Last week Warren Buffett came out with his plan to supposedly fix America’s fiscal crisis. The plan called for not allowing the deficit to go over 3% of GDP. First, I’m not sure there really is a fiscal crisis and second, if there is, I don’t see how in the world a 3% deficit limit fixes it. Let’s face it; the 3% deficit cap is a joke. It’s a balanced budget amendment in disguise with a permissible 3% override. That’s it. In an economic downturn, especially one as bad as what we just went through, you blow through that 3% cap in a heartbeat. Then what? Stop making payments? Stop paying Social Security? Medicare? Medicaid? Food stamps? Unemployment insurance? At 3%, your safety net is zilch—it’s essentially suspended. Anything beyond that 3% limit doesn’t get paid.
In 2009 the deficit ran to 10% of GDP, however, it was precisely that additional spending that helped stabilise the economy. Without it, we would have continued crashing and unemployment could have hit 20-per cent, maybe even higher. Every single economic metric vindicates the deficit, that’s a fact. As the deficit ballooned, the economy eventually bottomed and we started to improve. Buffett’s plan would have made that impossible.
Moreover, we see the results of this 3% experiment in the Eurozone. That was the arbitrary deficit limit imposed in the Maastricht Treaty when the Eurozone was created. I ask you, how well did that work out? Every country in the Eurozone saw their deficits zoom past the 3% limit in 2009. Then they were forced to enact austerity and the resulting spending cuts and tax increases have caused unemployment to surge. Their economies are now in perpetual recession. Is this truly the “fix” that Buffett wants?
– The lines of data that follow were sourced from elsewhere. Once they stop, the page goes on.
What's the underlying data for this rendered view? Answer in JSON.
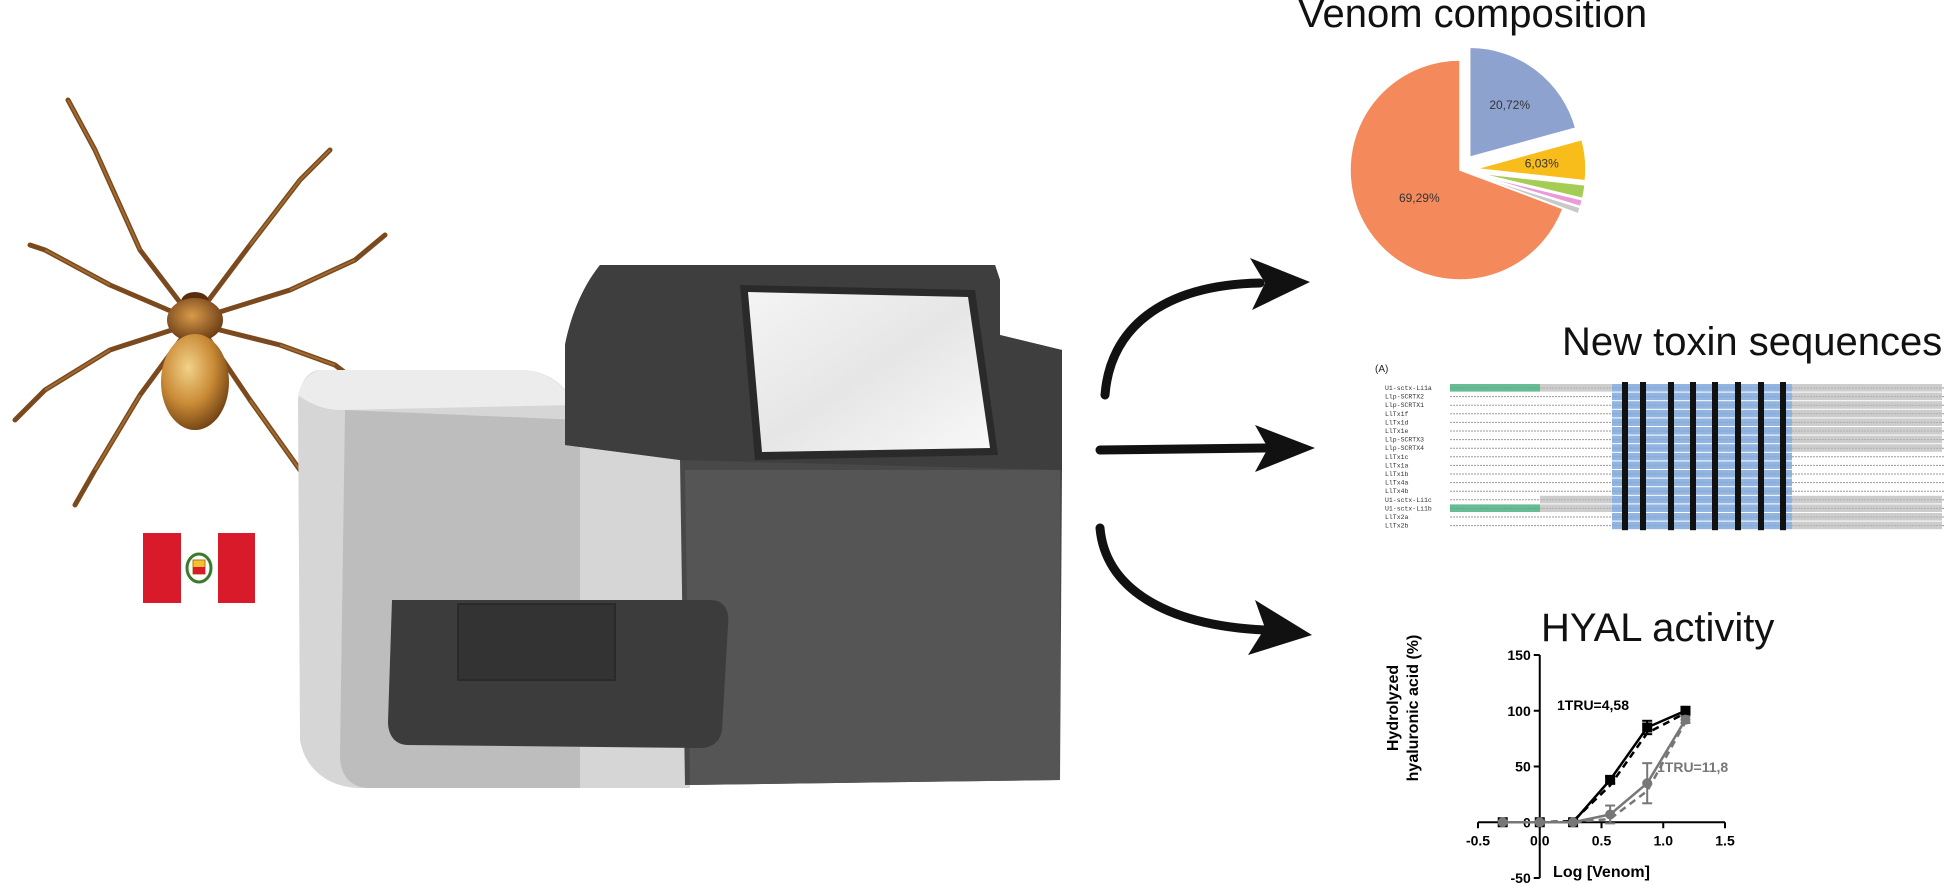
{
  "titles": {
    "venom_composition": "Venom composition",
    "new_toxin_sequences": "New toxin sequences",
    "hyal_activity": "HYAL activity"
  },
  "colors": {
    "flag_red": "#d91a2a",
    "pie_orange": "#f48a5c",
    "pie_blue": "#8ea2d0",
    "pie_yellow": "#f8bd1b",
    "pie_green": "#a5cc54",
    "pie_pink": "#e99ad7",
    "device_light": "#d6d6d6",
    "device_dark": "#484848",
    "seq_blue": "#5b8fd0",
    "seq_green": "#4caf82",
    "curve_black": "#000000",
    "curve_gray": "#777777"
  },
  "alignment": {
    "panel_label": "(A)",
    "names": [
      "U1-sctx-Li1a",
      "Llp-SCRTX2",
      "Llp-SCRTX1",
      "LlTx1f",
      "LlTx1d",
      "LlTx1e",
      "Llp-SCRTX3",
      "Llp-SCRTX4",
      "LlTx1c",
      "LlTx1a",
      "LlTx1b",
      "LlTx4a",
      "LlTx4b",
      "U1-sctx-Li1c",
      "U1-sctx-Li1b",
      "LlTx2a",
      "LlTx2b"
    ]
  },
  "chart_data": [
    {
      "type": "pie",
      "title": "Venom composition",
      "slices": [
        {
          "label": "69,29%",
          "value": 69.29,
          "color": "#f48a5c"
        },
        {
          "label": "20,72%",
          "value": 20.72,
          "color": "#8ea2d0"
        },
        {
          "label": "6,03%",
          "value": 6.03,
          "color": "#f8bd1b"
        },
        {
          "label": "",
          "value": 2.0,
          "color": "#a5cc54"
        },
        {
          "label": "",
          "value": 1.0,
          "color": "#e99ad7"
        },
        {
          "label": "",
          "value": 0.96,
          "color": "#c8c8c8"
        }
      ]
    },
    {
      "type": "line",
      "title": "HYAL activity",
      "xlabel": "Log [Venom]",
      "ylabel": "Hydrolyzed hyaluronic acid (%)",
      "xlim": [
        -0.5,
        1.5
      ],
      "ylim": [
        -50,
        150
      ],
      "xticks": [
        "-0.5",
        "0.0",
        "0.5",
        "1.0",
        "1.5"
      ],
      "yticks": [
        "-50",
        "0",
        "50",
        "100",
        "150"
      ],
      "xtick_values": [
        -0.5,
        0.0,
        0.5,
        1.0,
        1.5
      ],
      "ytick_values": [
        -50,
        0,
        50,
        100,
        150
      ],
      "series": [
        {
          "color": "#000000",
          "dashed": false,
          "x": [
            -0.3,
            0.0,
            0.27,
            0.57,
            0.87,
            1.18
          ],
          "y": [
            0,
            0,
            0,
            38,
            85,
            100
          ],
          "err": [
            0,
            0,
            0,
            3,
            6,
            2
          ]
        },
        {
          "color": "#000000",
          "dashed": true,
          "x": [
            -0.3,
            0.0,
            0.27,
            0.57,
            0.87,
            1.18
          ],
          "y": [
            0,
            0,
            1,
            33,
            80,
            98
          ],
          "err": [
            0,
            0,
            0,
            0,
            0,
            0
          ]
        },
        {
          "color": "#777777",
          "dashed": false,
          "x": [
            -0.3,
            0.0,
            0.27,
            0.57,
            0.87,
            1.18
          ],
          "y": [
            0,
            0,
            0,
            7,
            35,
            92
          ],
          "err": [
            0,
            0,
            0,
            8,
            18,
            3
          ]
        },
        {
          "color": "#777777",
          "dashed": true,
          "x": [
            -0.3,
            0.0,
            0.27,
            0.57,
            0.87,
            1.18
          ],
          "y": [
            0,
            0,
            0,
            3,
            28,
            90
          ],
          "err": [
            0,
            0,
            0,
            0,
            0,
            0
          ]
        }
      ],
      "annotations": [
        {
          "text": "1TRU=4,58",
          "color": "#000000"
        },
        {
          "text": "1TRU=11,8",
          "color": "#777777"
        }
      ]
    }
  ]
}
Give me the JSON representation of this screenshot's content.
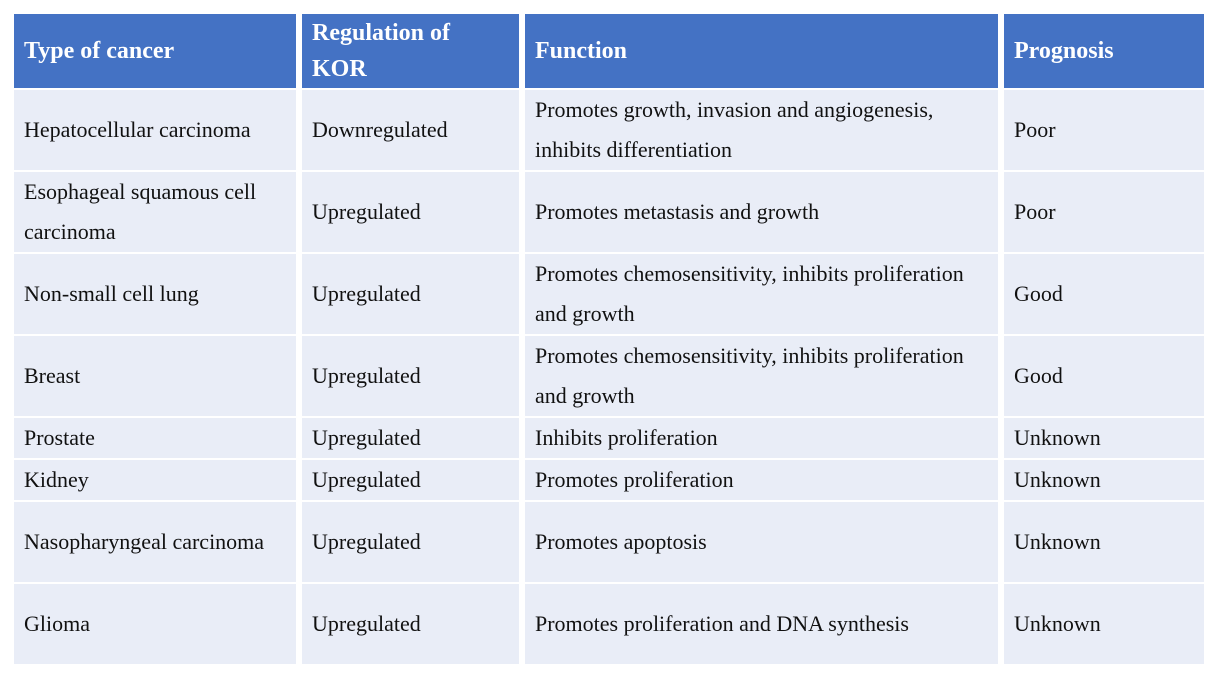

I am amazed at how many people still believe the deficit is a problem. Where is the problem, show me? In spite of the deficit AND a downgrade of the US credit rating, interest rates are at record lows, economic growth remains positive and is leading most of the world, unemployment is coming down, the dollar is stable, inflation is low, the housing market is recovering, corporate profits are at record highs, personal savings have rebounded and the list goes on and on and on. There is not one, negative consequence of the deficit—NOT ONE—yet people remain convinced that we need to cut the deficit. What we really should be doing is concentrating on more important things, like creating more jobs, reducing income inequality, stopping foreclosures that are blighting our towns and cities and prosecuting Wall Street fraud and criminality, but instead, all you hear about is this phony fiscal crisis and the deficit. The average person has been massively propagandized into believing this is an issue, when it’s not. It’s simply not.
For what it’s worth, here’s my plan: Forget the deficit. No, wait, even better…run it up. Run it up big time, like we did in WWII, to 30% of GDP. But instead of building armaments, let’s rebuild our roads, bridges and infrastructure, provide gov’t paid healthcare to people (fire the insurance companies!), invest in education by building schools and hiring teachers (and paying them well), expand basic science and research, explore alternative energy, create new transportation systems. Let’s do all these things. Sure, the deficit will get really, really, big, but in the end we will have created massive amounts of new physical and intellectual capital. That’s real wealth. And it’s the wealth that we will be passing along to our kids and grandkids and generations to come. That’s what we should do with the deficit.